I arrived in Spain at the beginning of December for my seven-month Fulbright scholar award. For months, I had intended to include an update here. Ironically what I wanted to write was that the first month in Spain on the Fulbright award had enabled me to fully understand what a gift time can be. It’s rare to have that sort of support, as a writer: over half a year to focus and see one’s thinking evolve.
Of course, it turned out that I had far less time than I thought. The Fulbright Program was suspended on March 20th, as I’ve already written elsewhere: https://lareviewofbooks.org/short-takes/fulbright-covid-19/. I’m now back in the United States.
I don’t know that my Fulbright project will ever be finished in the way I expected, but perhaps writing projects never are finished in the way one expects. The interests and concerns that led me to apply for this award will remain, but the evacuation was disruptive, and I haven’t yet regained my train of thought. As a writer I’m in a privileged position compared to other scholars, because my main genre in past years has been poetry. Sometimes the poetic muse responds surprisingly well to disruption.
Still, I believed in the project I had intended to carry out. My goals included increasing Holocaust awareness in Spain and Greece, fostering better communication between the two countries and the wider Jewish world, and between Jewish communities themselves. I partnered with tiny cultural institutions that operate amid atmospheres that can at times be hostile.
Given my personal history and my status as a Jewish person whose work is steeped in Jewish history and the Holocaust, I have a healthy skepticism regarding authority and institutions, no matter how prestigious. While I was in Spain, I thought a great deal about how, while the Fulbright affirmation was nice, the most important element of the grant was simply having time and space to work, the freedom to make connections with others. What most moved me about the support from Fulbright was that the commissions in Spain and Greece had seen my work and wanted to support it, that my goals were goals they shared. I believe in the Fulbright Program’s mission of intercultural understanding, and took my role as a cultural diplomat for the United States seriously, particularly given that our cultural ties are currently strained.
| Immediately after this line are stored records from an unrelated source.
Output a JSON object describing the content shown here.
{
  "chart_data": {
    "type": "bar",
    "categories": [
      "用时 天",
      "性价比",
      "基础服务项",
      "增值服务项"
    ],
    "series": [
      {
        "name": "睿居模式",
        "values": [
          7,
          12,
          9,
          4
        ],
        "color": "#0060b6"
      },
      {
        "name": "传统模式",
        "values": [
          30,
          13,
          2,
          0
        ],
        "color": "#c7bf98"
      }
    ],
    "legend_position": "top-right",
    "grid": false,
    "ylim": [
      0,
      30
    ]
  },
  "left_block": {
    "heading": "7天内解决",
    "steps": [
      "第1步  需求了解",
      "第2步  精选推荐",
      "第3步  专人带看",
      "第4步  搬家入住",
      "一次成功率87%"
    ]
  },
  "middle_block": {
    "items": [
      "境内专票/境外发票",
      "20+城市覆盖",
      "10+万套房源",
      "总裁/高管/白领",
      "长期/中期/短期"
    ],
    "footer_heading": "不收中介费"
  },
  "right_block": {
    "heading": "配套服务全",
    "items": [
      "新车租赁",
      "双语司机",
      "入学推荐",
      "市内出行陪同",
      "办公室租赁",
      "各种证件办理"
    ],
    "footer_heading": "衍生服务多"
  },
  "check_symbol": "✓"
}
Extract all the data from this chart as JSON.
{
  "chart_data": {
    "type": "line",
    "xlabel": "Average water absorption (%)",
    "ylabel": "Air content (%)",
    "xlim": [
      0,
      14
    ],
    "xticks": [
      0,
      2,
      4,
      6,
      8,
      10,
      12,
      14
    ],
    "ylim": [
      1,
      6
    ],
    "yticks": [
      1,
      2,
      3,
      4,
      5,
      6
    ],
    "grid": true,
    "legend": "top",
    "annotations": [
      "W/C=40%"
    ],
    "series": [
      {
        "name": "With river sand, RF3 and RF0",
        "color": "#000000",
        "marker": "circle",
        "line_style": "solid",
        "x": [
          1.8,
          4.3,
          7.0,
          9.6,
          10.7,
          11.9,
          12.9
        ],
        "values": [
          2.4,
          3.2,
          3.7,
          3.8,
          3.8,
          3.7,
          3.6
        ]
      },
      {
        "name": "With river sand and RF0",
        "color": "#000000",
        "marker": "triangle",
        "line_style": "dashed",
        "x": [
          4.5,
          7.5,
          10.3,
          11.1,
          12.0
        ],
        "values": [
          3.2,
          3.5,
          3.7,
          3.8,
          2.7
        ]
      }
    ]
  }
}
Through giving readings of my translations and highlighting their influence on my own writing, I thought of myself as a kind of ambassador for Yiddish poetry and looked forward, in the future, to being a different sort of ambassador for Spain and Greece.
It has been a strange time for me. I spent a decade—the formative years of my life—homebound due to illness. Watching the rest of the world shift onto that wavelength has brought up a number of conflicting feelings. I’ll admit to being annoyed by people complaining about isolation, considering the prolonged isolation I have known, and the indifference of the world at the time. On the other hand, I am aware that my concerns about my time in Europe being cut short may also seem trivial to others, though I believed in the work I was doing. The severity of my illness has given me a sense of living on borrowed time, of knowing that being sick once only makes it more likely that I will be so in the future, and that adds to my frustrations during this pandemic. Of course, this personal reality also added to my fears leaving Europe. We all have underlying life experience that may be brought out in ways others don’t quite understand during this time.
I hope that in the coming months I can tap into some of the research I did in Spain. The photo is from Mallorca, which I visited at the beginning of February. Mallorca has a remarkable but also heartbreaking Jewish history, and was perhaps the place I most appreciated seeing.
The day I arrived, I made an interesting personal discovery that superficially had nothing to do with Mallorca, though it was related to my formation as a poet, and thus what had resulted in my being there. My first published poem was included in the longlist of the inaugural Montreal International Poetry Prize, released as an e-book in 2011. I had mixed feelings at the time. I have hesitations about the ethics of charging poets entry fees and am turned off by the way the contest system ranks poems based on the subjective taste of judges. I’m often not impressed by the poems that win. I suspect that judges may feel pressured to choose long epics. I was surprised that my poem placed at all, as it was short and lyrical. The poem was inspired by the years I spent homebound, and the gift that literature could be at the time. It was also inspired by the Yiddish legend of the paper bridge, which says that when the Messiah comes, the righteous will go to the promised land on a bridge made out of paper, while the wicked will go to gehenna on a bridge made out of iron.
I’m sure that the influence of Leonard Cohen’s “Bird on a Wire” was also there. I was stunned to learn, via a promotional email for this year’s Montreal Prize, that Leonard Cohen himself was the anonymous donor who had funded that first Montreal Poetry Prize and thus was responsible for my first publication as a poet. Suddenly, a publication I had felt uncertain about, and which I have considered removing from my CV (it was only the longlist after all) became one that is perhaps closest to my heart.
Sometimes the future holds surprises about the present.